La foi et la raison : une dualité complexe

Paradoxales, la foi et la raison s'opposent de nature et une croyance rationnelle s'avère impossible

La croyance est l’adhésion à une idée ou une théorie sans véritable fondement rationnel. La croyance est en ce sens une opinion qui s’oppose au savoir.

La raison quant à elle est le propre de l’homme et c’est la faculté qui commande le langage, la pensée, la connaissance et la moralité. Le philosophe Descartes l’assimile au « bon sens » c’est-à-dire la faculté de juger.

La croyance est plus une conviction intime qu’une conviction rationnelle, un choix de saisir et de croire en l’irrationnel que seul le cœur peut appréhender, chose impossible à la raison.

La foi ou la croyance n’est pas perceptible c’est-à-dire qu’elle n’est pas accessible à la raison et à l’esprit cartésien où la logique et le « bon sens » dominent. 

En effet, le philosophe Pascal en appelle au cœur lorsqu’il parle de la foi, un cœur qui « sent Dieu ».

Selon ce dernier, la marque de l’orgueil humain c’est de vouloir tout saisir par la raison et par « l’esprit ».
Pour Pascal, l
a foi religieuse est  un "pari" sur Dieu, pari par lequel l’homme aurait tout « à gagner », la vie éternelle, le paradis et bien peu à perdre.

La raison pratique et la raison théorique ne pourront jamais démontrer la croyance ou la foi puisque la foi est la « transcendance » de ce que l’on appelle le divin, une foi en l’existence de Dieu : indémontrable rationnellement mais existentiel pour le cœur du croyant.     

La foi va en effet au-delà du senti et du vécu matériel ; il passe outre le matérialisme, la logique humaine et la raison pour substituer le tout en un sentiment propre à l’homme : l’intuition, l’intuition qu’au-delà de ce que l’on voit et de ce que l’on sent, il existe un élément indéfinissable, impalpable, imperceptible aux sens de l’homme qui mêle le sacré, la crainte et le respect et qui dépasse l’entendement humain : Dieu.

Et c’est là que le cœur intervient puisque croire en Dieu est un choix du cœur, un mystère insondable et incompréhensible à la raison et que seul le cœur peut comprendre.

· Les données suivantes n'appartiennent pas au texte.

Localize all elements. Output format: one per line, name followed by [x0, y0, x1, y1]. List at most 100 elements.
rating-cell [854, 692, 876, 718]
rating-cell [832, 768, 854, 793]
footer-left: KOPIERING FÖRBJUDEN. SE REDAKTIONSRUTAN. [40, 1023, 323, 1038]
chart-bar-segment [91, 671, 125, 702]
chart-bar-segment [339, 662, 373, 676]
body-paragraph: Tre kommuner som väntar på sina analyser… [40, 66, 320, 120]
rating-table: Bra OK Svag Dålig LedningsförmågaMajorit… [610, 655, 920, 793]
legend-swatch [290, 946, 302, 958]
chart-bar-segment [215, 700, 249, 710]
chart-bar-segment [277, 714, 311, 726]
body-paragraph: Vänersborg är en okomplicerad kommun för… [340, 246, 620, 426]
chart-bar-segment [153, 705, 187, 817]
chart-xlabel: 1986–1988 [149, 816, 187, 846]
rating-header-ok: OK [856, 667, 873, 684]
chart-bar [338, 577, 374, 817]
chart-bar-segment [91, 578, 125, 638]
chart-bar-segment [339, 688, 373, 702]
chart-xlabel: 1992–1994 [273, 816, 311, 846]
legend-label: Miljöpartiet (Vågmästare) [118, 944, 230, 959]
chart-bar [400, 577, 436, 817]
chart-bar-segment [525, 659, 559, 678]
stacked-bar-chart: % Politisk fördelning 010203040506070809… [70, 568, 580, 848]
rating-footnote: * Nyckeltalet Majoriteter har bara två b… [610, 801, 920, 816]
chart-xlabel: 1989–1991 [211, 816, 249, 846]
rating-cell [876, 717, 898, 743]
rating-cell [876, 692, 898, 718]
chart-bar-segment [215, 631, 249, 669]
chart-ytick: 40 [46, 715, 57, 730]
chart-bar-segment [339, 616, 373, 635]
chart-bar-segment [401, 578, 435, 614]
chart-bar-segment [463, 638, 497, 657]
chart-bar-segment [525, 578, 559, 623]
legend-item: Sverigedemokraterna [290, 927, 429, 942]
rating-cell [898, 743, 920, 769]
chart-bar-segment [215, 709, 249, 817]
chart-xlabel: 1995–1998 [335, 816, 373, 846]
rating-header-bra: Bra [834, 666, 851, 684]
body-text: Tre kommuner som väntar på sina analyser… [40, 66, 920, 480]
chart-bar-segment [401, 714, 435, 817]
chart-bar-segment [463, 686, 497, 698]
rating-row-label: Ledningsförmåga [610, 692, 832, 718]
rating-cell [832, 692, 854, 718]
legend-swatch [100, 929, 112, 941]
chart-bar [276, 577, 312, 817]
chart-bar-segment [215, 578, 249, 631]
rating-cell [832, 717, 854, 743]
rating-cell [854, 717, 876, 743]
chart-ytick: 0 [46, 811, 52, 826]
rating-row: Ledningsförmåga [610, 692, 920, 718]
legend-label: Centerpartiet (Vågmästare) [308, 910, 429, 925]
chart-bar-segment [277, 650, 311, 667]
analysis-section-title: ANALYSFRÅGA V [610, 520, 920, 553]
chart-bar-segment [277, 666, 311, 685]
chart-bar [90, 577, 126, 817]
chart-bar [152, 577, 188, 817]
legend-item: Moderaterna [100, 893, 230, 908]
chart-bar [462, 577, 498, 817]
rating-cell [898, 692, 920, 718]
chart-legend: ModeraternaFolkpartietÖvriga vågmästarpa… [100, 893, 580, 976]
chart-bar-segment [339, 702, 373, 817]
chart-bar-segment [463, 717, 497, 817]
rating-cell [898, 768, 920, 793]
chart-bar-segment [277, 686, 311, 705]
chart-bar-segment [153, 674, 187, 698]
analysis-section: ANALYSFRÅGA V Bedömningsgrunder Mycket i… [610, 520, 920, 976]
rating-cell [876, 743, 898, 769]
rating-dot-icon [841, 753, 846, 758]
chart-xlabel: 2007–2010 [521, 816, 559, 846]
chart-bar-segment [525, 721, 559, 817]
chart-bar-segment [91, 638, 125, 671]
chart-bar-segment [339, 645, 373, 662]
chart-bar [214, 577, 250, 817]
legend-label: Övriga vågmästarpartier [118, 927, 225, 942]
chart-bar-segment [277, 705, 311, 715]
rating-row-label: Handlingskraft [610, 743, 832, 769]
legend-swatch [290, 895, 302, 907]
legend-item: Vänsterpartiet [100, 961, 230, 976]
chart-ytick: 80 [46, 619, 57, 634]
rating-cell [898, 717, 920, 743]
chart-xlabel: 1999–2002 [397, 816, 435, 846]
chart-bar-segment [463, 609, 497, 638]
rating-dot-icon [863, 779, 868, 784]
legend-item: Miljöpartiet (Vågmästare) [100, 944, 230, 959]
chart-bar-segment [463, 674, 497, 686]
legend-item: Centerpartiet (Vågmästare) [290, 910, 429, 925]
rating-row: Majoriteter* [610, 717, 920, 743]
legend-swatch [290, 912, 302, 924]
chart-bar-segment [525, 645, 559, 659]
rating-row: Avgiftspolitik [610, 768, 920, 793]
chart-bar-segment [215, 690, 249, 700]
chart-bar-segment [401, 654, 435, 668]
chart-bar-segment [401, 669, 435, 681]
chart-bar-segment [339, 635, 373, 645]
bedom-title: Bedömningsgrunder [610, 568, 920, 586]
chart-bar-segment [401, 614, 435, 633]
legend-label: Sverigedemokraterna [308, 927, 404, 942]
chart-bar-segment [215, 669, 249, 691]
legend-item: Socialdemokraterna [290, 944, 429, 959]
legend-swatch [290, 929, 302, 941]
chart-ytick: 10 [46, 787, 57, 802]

Le philosophe Pascal ne disait-il pas : « le cœur a ses raisons que la raison ne connaît pas ». Les limites de la raison et de la logique humaine ouvrent une voie mystérieuse et mystique à l’homme grâce au cœur, celui de percevoir au-delà du réel, l’irréel, de l’imaginable, l’inimaginable et de l’accessible, l’inaccessible et de surpasser c’est-à-dire de transcender les frontières de  l’évidence.

La foi en Dieu n’est pas en fait démontrable ni évidente : la foi est un «  déni  » humain pour les cartésiens, un choix pour les croyants.   

Le temps de la foi s’appuie sur le fait que « la raison est impuissante à penser le mystère de Dieu », incompréhensible et impossible à sonder pour l’ « esprit » et que seul le cœur peut saisir.

La foi est en fait quelque chose de très simple : c’est qu’au-delà de la raison, il existe une autre vérité incompréhensible à l’ « esprit », le cœur…

Le cœur combine l’intelligence et la « perception transcendante ». En effet, plus qu’une sensation pure, la « perception transcendante » est le résultat de tout un travail intellectuel où « l’objet » est pensé et non pas senti (Alain). De plus, l’intelligence du cœur qui plus « pressente » que « sente », un cœur qui perçoit au-delà des cinq sens de l’homme : c’est une « restructuration » du champ perceptif humain qui fait que l’homme « voit » Dieu, « sent » sa présence, « goûte » sa grâce, « touche » sa main et « entend » son appel.

La croyance va au-delà de l’évidence et du réel humain.

La foi donne une opportunité et une chance inespérée à l’homme de laisser son « esprit » et sa « raison » de côté et laisser les sens de son cœur le guider pour lui permettre d’aller par-delà les frontières et les limites du réel et de saisir Dieu grâce à cette intelligence du cœur et sa perception transcendante.

« Voir » Dieu n’est possible qu’avec les yeux du cœur et la croyance ne constitue qu’un cheminement vers l’impossible, l’incompréhensible et l’inaccessible à l’homme : l’homme qui est habitué à croire que ce qu’il ne voit.

La foi enlève cette voile de ses yeux et lui permet de voir le monde sous un regard nouveau et neuf : un monde avec Dieu.